Some of the technology will be released this year to streamline operations and hopefully cut costs out of the large corporation expenses so they can lower prices. We have some pretty big companies that have already signed on.
How did the headquarters end up in South Florida?
We hired a relocation company to see what city made sense. Thanks to Bob Swindell and the Greater Fort Lauderdale Alliance, it’s in Fort Lauderdale.
We did an analysis by city. We worked with the governor’s office and found there is a tremendous talent pool in South Florida. We talked to the universities. Lifestyle matters. The region is beautiful. We also do business in South America and 26 countries. So for us, it’s a nice growing part of the country.

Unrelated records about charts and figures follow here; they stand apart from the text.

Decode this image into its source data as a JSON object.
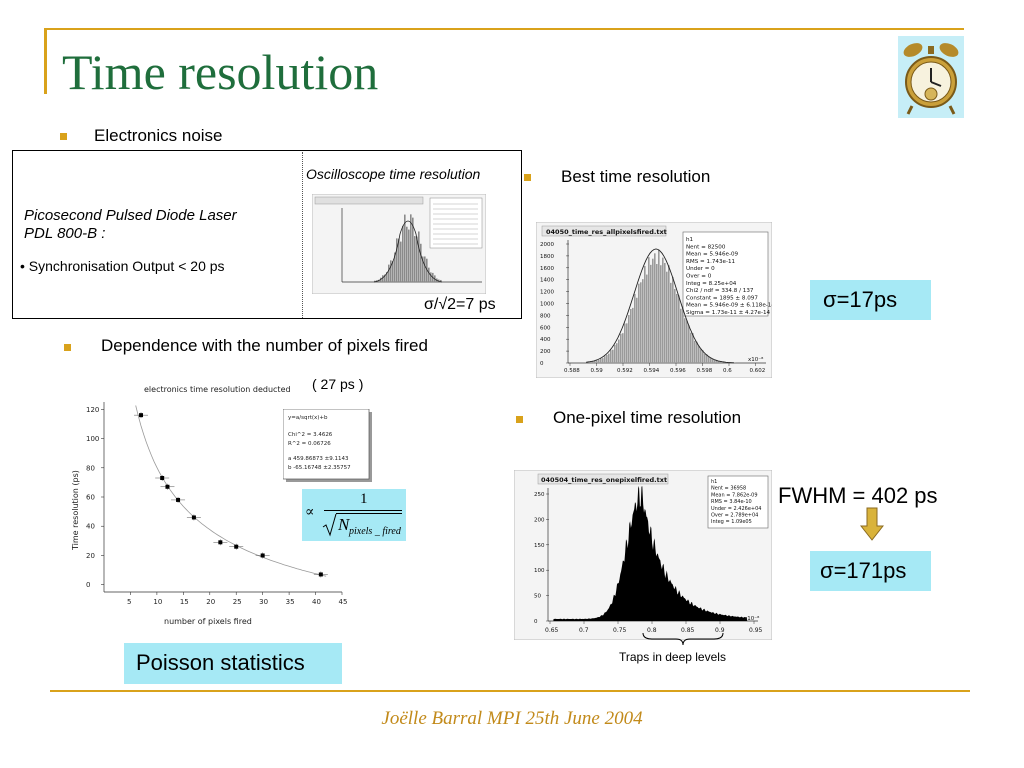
{
  "slide": {
    "title": "Time resolution",
    "footer": "Joëlle Barral MPI 25th June 2004"
  },
  "colors": {
    "title": "#1f6e3c",
    "bullet": "#d9a21b",
    "rule": "#d9a21b",
    "highlight": "#a6e9f5",
    "arrow": "#d9b33b"
  },
  "icons": {
    "corner": "alarm-clock-icon"
  },
  "electronics": {
    "bullet": "Electronics noise",
    "laser_title_1": "Picosecond Pulsed Diode Laser",
    "laser_title_2": "PDL 800-B :",
    "laser_sync": "• Synchronisation Output < 20 ps",
    "scope_label": "Oscilloscope time resolution",
    "scope_result": "σ/√2=7 ps"
  },
  "best": {
    "bullet": "Best time resolution",
    "hist_title": "04050_time_res_allpixelsfired.txt",
    "stats": [
      "h1",
      "Nent = 82500",
      "Mean = 5.946e-09",
      "RMS = 1.743e-11",
      "Under = 0",
      "Over = 0",
      "Integ = 8.25e+04",
      "Chi2 / ndf = 334.8 / 137",
      "Constant = 1895 ± 8.097",
      "Mean = 5.946e-09 ± 6.118e-14",
      "Sigma = 1.73e-11 ± 4.27e-14"
    ],
    "yticks": [
      "2000",
      "1800",
      "1600",
      "1400",
      "1200",
      "1000",
      "800",
      "600",
      "400",
      "200",
      "0"
    ],
    "xticks": [
      "0.588",
      "0.59",
      "0.592",
      "0.594",
      "0.596",
      "0.598",
      "0.6",
      "0.602"
    ],
    "xexp": "x10⁻⁸",
    "sigma": "σ=17ps"
  },
  "dependence": {
    "bullet": "Dependence with the number of pixels fired",
    "note": "( 27 ps )",
    "fit_box": [
      "y=a/sqrt(x)+b",
      "Chi^2 = 3.4626",
      "R^2 = 0.06726",
      "a 459.86873 ±9.1143",
      "b -65.16748 ±2.35757"
    ],
    "formula_prop": "∝",
    "formula_num": "1",
    "formula_sym": "N",
    "formula_sub": "pixels _ fired",
    "poisson": "Poisson statistics"
  },
  "one_pixel": {
    "bullet": "One-pixel time resolution",
    "hist_title": "040504_time_res_onepixelfired.txt",
    "stats": [
      "h1",
      "Nent = 36958",
      "Mean = 7.862e-09",
      "RMS = 3.84e-10",
      "Under = 2.426e+04",
      "Over = 2.789e+04",
      "Integ = 1.09e05"
    ],
    "yticks": [
      "250",
      "200",
      "150",
      "100",
      "50",
      "0"
    ],
    "xticks": [
      "0.65",
      "0.7",
      "0.75",
      "0.8",
      "0.85",
      "0.9",
      "0.95"
    ],
    "xexp": "x10⁻⁸",
    "fwhm": "FWHM = 402 ps",
    "sigma": "σ=171ps",
    "traps": "Traps in deep levels"
  },
  "chart_data": [
    {
      "type": "scatter",
      "title": "electronics time resolution deducted",
      "xlabel": "number of pixels fired",
      "ylabel": "Time resolution (ps)",
      "xlim": [
        0,
        45
      ],
      "ylim": [
        -5,
        125
      ],
      "xticks": [
        5,
        10,
        15,
        20,
        25,
        30,
        35,
        40,
        45
      ],
      "yticks": [
        0,
        20,
        40,
        60,
        80,
        100,
        120
      ],
      "series": [
        {
          "x": [
            7,
            11,
            12,
            14,
            17,
            22,
            25,
            30,
            41
          ],
          "y": [
            116,
            73,
            67,
            58,
            46,
            29,
            26,
            20,
            7
          ]
        }
      ],
      "fit": {
        "a": 459.86873,
        "b": -65.16748
      }
    },
    {
      "type": "bar",
      "title": "040504_time_res_onepixelfired.txt",
      "xlabel": "",
      "ylabel": "",
      "xlim": [
        0.65,
        0.95
      ],
      "ylim": [
        0,
        260
      ],
      "description_values": {
        "peak_x": 0.785,
        "peak_y": 245
      }
    }
  ]
}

It came down to taxes. Florida was aggressive. The alliance pushed a lot with the governor’s office. It was back and forth between former Texas Gov. Rick Perry and Gov. Rick Scott. Austin was our second choice. We said let’s make Fort Lauderdale Silicon Beach.
How many entrepreneurs or companies have moved here to be close?

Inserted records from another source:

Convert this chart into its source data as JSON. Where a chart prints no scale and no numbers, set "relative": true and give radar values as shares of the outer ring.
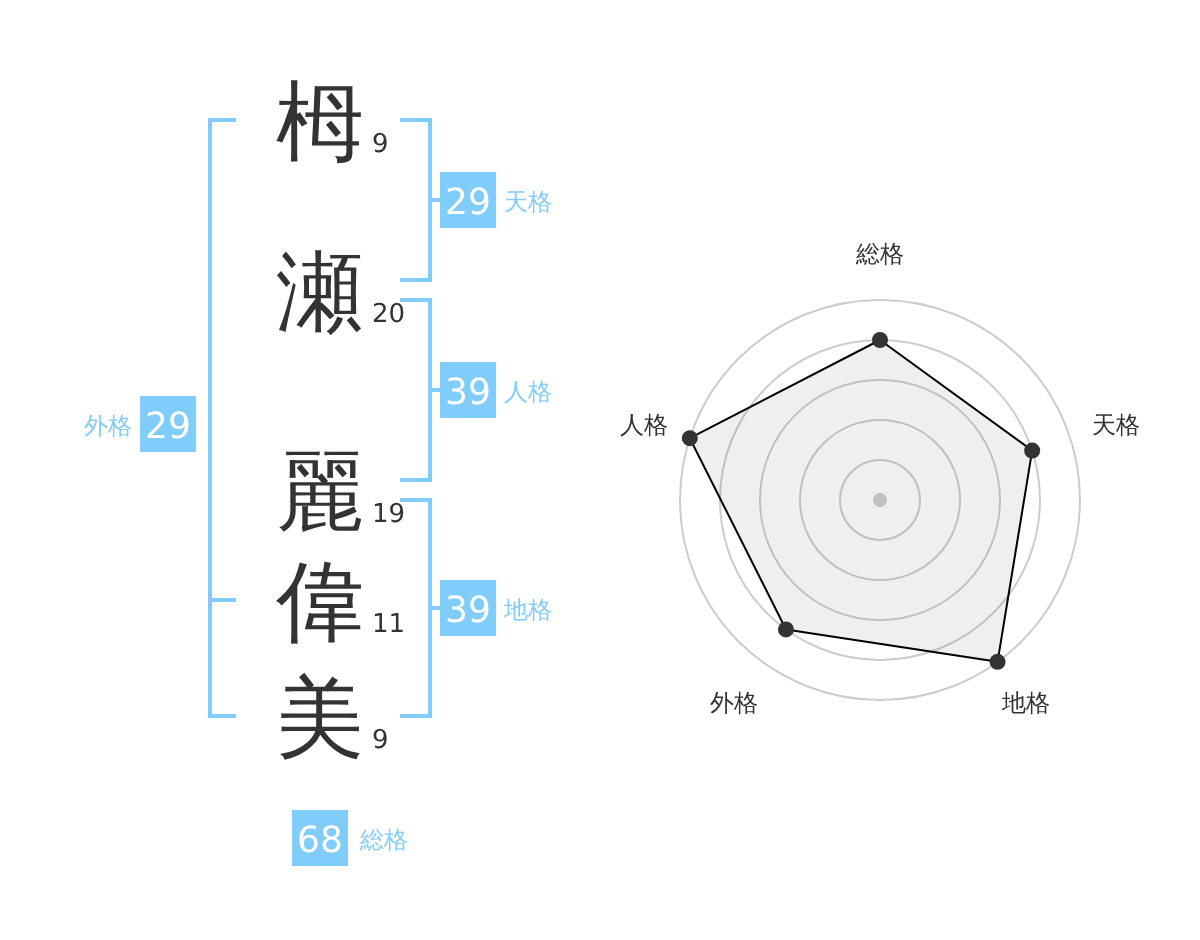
{
  "chart_data": [
    {
      "type": "other",
      "color": "#80cdfb",
      "annotations": [
        "栂",
        "9",
        "瀬",
        "20",
        "麗",
        "19",
        "偉",
        "11",
        "美",
        "9",
        "29",
        "天格",
        "39",
        "人格",
        "39",
        "地格",
        "29",
        "外格",
        "68",
        "総格"
      ]
    },
    {
      "type": "radar",
      "relative": true,
      "categories": [
        "総格",
        "天格",
        "地格",
        "外格",
        "人格"
      ],
      "marker": "circle",
      "series": [
        {
          "color": "#333333",
          "values": [
            0.8,
            0.8,
            1.0,
            0.8,
            1.0
          ]
        }
      ]
    }
  ]
}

We are working with a couple of real high-tech firms. One of them is a group out of California called Not Impossible Labs. They are looking at the area right now. They have developed some prostheses and eyewear for people with ALS. There is some really good technology that we are looking to get involved in.
What is your style of leadership?
I’m a big believer in teamwork and not to make it all about me. We wouldn’t be here if we didn’t have really, really good people that had vision. I travel a lot. My style is not to micromanage, but to give them the freedom to what they do. We try to find those people who can lead themselves.
We are having a colorful political season. You travel globally. What are your impressions?
What is going on here really matters to people in other countries – probably more than I realized. Other governments are interested because it impacts them. They watch the U.S. because when the U.S. stumbles, the rest of the world stumbles. We are in China, but we worry about more what’s going on in the U.S.
We get visibility a year in advance of the apparel industry. We have products bought from us in January for 2017. We can see if the confidence is low or if the confidence is high. The rest of the world is interested and very nervous.
What do you do for fun?
I have two kids: a daughter who is 19 in college and a son who is 16 at St. Thomas Aquinas High School.
I try to spend as much time as possible with my family when I’m in town. I try to get down in the Keys, but I like to stay home because I am gone so much. I like to fish and I like to boat. I also like to golf, but I don’t have a lot of time for that.